GithubHelp home page GithubHelp logo

doq's Introduction

Distillation Using Oracle Queries for Transformer-based Human-Object Interaction Detection

Xian Qu, Changxing Ding, Xingao Li, Xubin Zhong, Dacheng Tao

The paper is accepted to CVPR2022.

Preparation

Environment

Our implementation uses environment the same as QPIC, please follow QPIC to set up pytorch environment.

Dataset

The dataset structure is:

qpic
 |─ data
 |   └─ hico_20160224_det
 |       |─ annotations
 |       |   |─ trainval_hico.json
 |       |   |─ test_hico.json
 |       |   |─ sim_index_hico.pickle
 |       |   |─ coco_clipvec.npy
 |       |   └─ corre_hico.npy
 |       |─ images
 |       |   |─ test2015
 |       |   └─ train2015
 
 |   └─ v-coco
 |       |─ annotations
 |       |   |─ trainval_vcoco.json
 |       |   |─ test_vcoco.json
 |       |   |─ corre_vcoco.npy
 |       |   |─ vcoco_test.json
 |       |   |─ instances_vcoco_all_2014.json
 |       |   |─ sim_index_vcoco.pickle
 |       |   |─ vcoco_clip.npy
 |       |   └─ vcoco_test.ids
 |       |─ images
 |       |   |─ train2014
 |       |   └─ val2014
 
 |   └─ hoia
 |       |─ annotations
 |       |   |─ test_2019.json
 |       |   |─ train_2019.json
 |       |   |─ obj_clipvec.npy
 |       |   |─ sim_index_hoia.pickle
 |       |   └─ corre_hoia.npy
 |       |─ images
 |       |   |─ test
 |       |   └─ trainval

The annotations file, pre-trained weights and trained parameters can be downloaded here

Please download the images at the official website for the datasets above.

Trained parameters

Training

After the preparation, you can start the training with the following command.
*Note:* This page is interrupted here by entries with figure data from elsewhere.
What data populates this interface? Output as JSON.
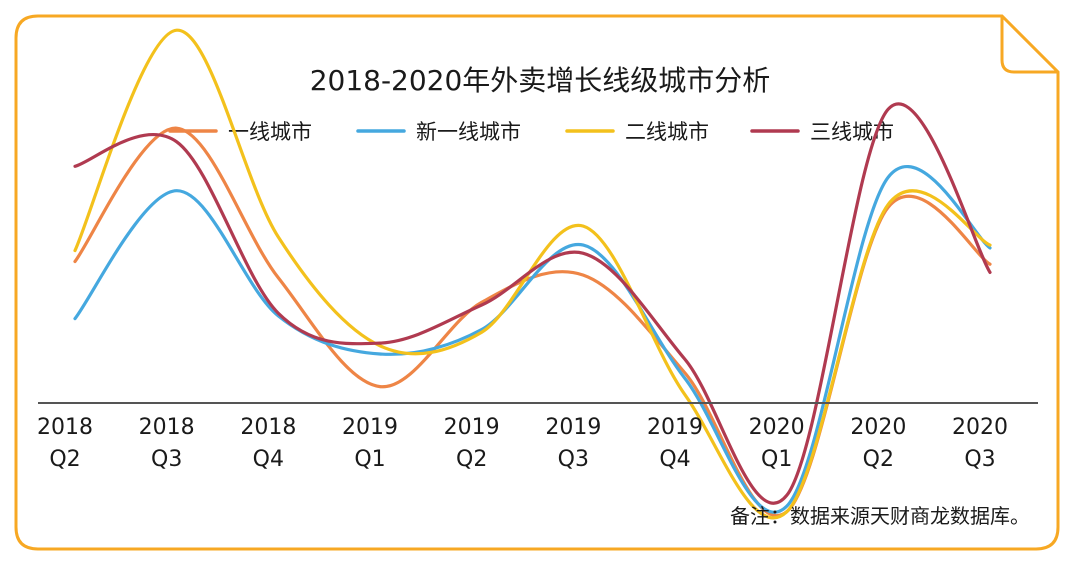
{
  "chart_data": {
    "type": "line",
    "title": "2018-2020年外卖增长线级城市分析",
    "note": "备注：数据来源天财商龙数据库。",
    "categories": [
      {
        "year": "2018",
        "quarter": "Q2"
      },
      {
        "year": "2018",
        "quarter": "Q3"
      },
      {
        "year": "2018",
        "quarter": "Q4"
      },
      {
        "year": "2019",
        "quarter": "Q1"
      },
      {
        "year": "2019",
        "quarter": "Q2"
      },
      {
        "year": "2019",
        "quarter": "Q3"
      },
      {
        "year": "2019",
        "quarter": "Q4"
      },
      {
        "year": "2020",
        "quarter": "Q1"
      },
      {
        "year": "2020",
        "quarter": "Q2"
      },
      {
        "year": "2020",
        "quarter": "Q3"
      }
    ],
    "ylim": [
      -36,
      100
    ],
    "axis_visible": false,
    "grid": false,
    "legend_position": "top",
    "smooth": true,
    "series": [
      {
        "name": "一线城市",
        "color": "#EE8546",
        "values": [
          48,
          97,
          42,
          2,
          33,
          43,
          7,
          -44,
          68,
          47
        ]
      },
      {
        "name": "新一线城市",
        "color": "#45A8DF",
        "values": [
          27,
          74,
          28,
          14,
          23,
          54,
          5,
          -42,
          79,
          53
        ]
      },
      {
        "name": "二线城市",
        "color": "#F3C11C",
        "values": [
          52,
          133,
          57,
          17,
          22,
          61,
          -1,
          -44,
          69,
          54
        ]
      },
      {
        "name": "三线城市",
        "color": "#B03A50",
        "values": [
          83,
          92,
          29,
          18,
          32,
          51,
          12,
          -38,
          104,
          44
        ]
      }
    ]
  },
  "colors": {
    "frame_border": "#F7A823",
    "baseline": "#555555"
  }
}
For the HICO-DET training.

python -m torch.distributed.launch \
--nproc_per_node=8 \
--use_env \
main.py \
--pretrained params/detr-r50-pre.pth \
--hoi \
--dataset_file hico \
--hoi_path data/hico_20160224_det \
--num_obj_classes 80 \
--num_verb_classes 117 \
--backbone resnet50 \
--set_cost_bbox 2.5 \
--set_cost_giou 1 \
--bbox_loss_coef 2.5 \
--giou_loss_coef 1 \
--output_dir outputs/hico/ts_model/ \
--model_name hoi_ts 

For the V-COCO training.

python -m torch.distributed.launch \
--nproc_per_node=8 \
--use_env \
main.py \
--pretrained params/detr-r50-pre-vcoco.pth \
--hoi \
--dataset_file vcoco \
--hoi_path data/v-coco \
--num_obj_classes 81 \
--num_verb_classes 29 \
--backbone resnet50 \
--set_cost_bbox 2.5 \
--set_cost_giou 1 \
--bbox_loss_coef 2.5 \
--giou_loss_coef 1 \
--output_dir outputs/vcoco/ts_model/ \
--model_name hoi_ts 

For the HOI-A training.

python -m torch.distributed.launch \
--nproc_per_node=8 \
--use_env \
main.py \
--pretrained params/detr-r50-pre-hoia.pth \
--hoi \
--dataset_file hoia \
--hoi_path data/hoia/ \
--num_obj_classes 11 \
--num_verb_classes 10 \
--backbone resnet50 \
--set_cost_bbox 2.5 \
--set_cost_giou 1 \
--bbox_loss_coef 2.5 \
--giou_loss_coef 1 \
--output_dir outputs/hoia/ts_model/ \
--model_name hoi_ts 

Evaluation

The evaluation is conducted at the end of each epoch during the training. The results are written in outputs/log.txt like below:

You can also conduct the evaluation with trained parameters as follows.

HICO-DET

python -m torch.distributed.launch \
--nproc_per_node=8 \
--use_env \
main.py \
--pretrained params/detr-r50-pre.pth \
--hoi \
--dataset_file hico \
--hoi_path data/hico_20160224_det \
--num_obj_classes 80 \
--num_verb_classes 117 \
--backbone resnet50 \
--set_cost_bbox 2.5 \
--set_cost_giou 1 \
--bbox_loss_coef 2.5 \
--giou_loss_coef 1 \
--output_dir outputs/hico/ts_model/ \
--model_name hoi_ts \
--resume outputs/hico/ts_model/checkpoint.pth \
--eval \
--no_aux_loss

HOI-A

python -m torch.distributed.launch \
--nproc_per_node=8 \
--use_env \
main.py \
--pretrained params/detr-r50-pre-hoia.pth \
--hoi \
--dataset_file hoia \
--hoi_path data/hoia/ \
--num_obj_classes 11 \
--num_verb_classes 10 \
--backbone resnet50 \
--set_cost_bbox 2.5 \
--set_cost_giou 1 \
--bbox_loss_coef 2.5 \
--giou_loss_coef 1 \
--output_dir outputs/hoia/ts_model/ \
--model_name hoi_ts \
--resume outputs/hoia/ts_model/checkpoint.pth \
--eval \
--no_aux_loss

For the official evaluation of V-COCO, a pickle file of detection results have to be generated. You can generate the file as follows.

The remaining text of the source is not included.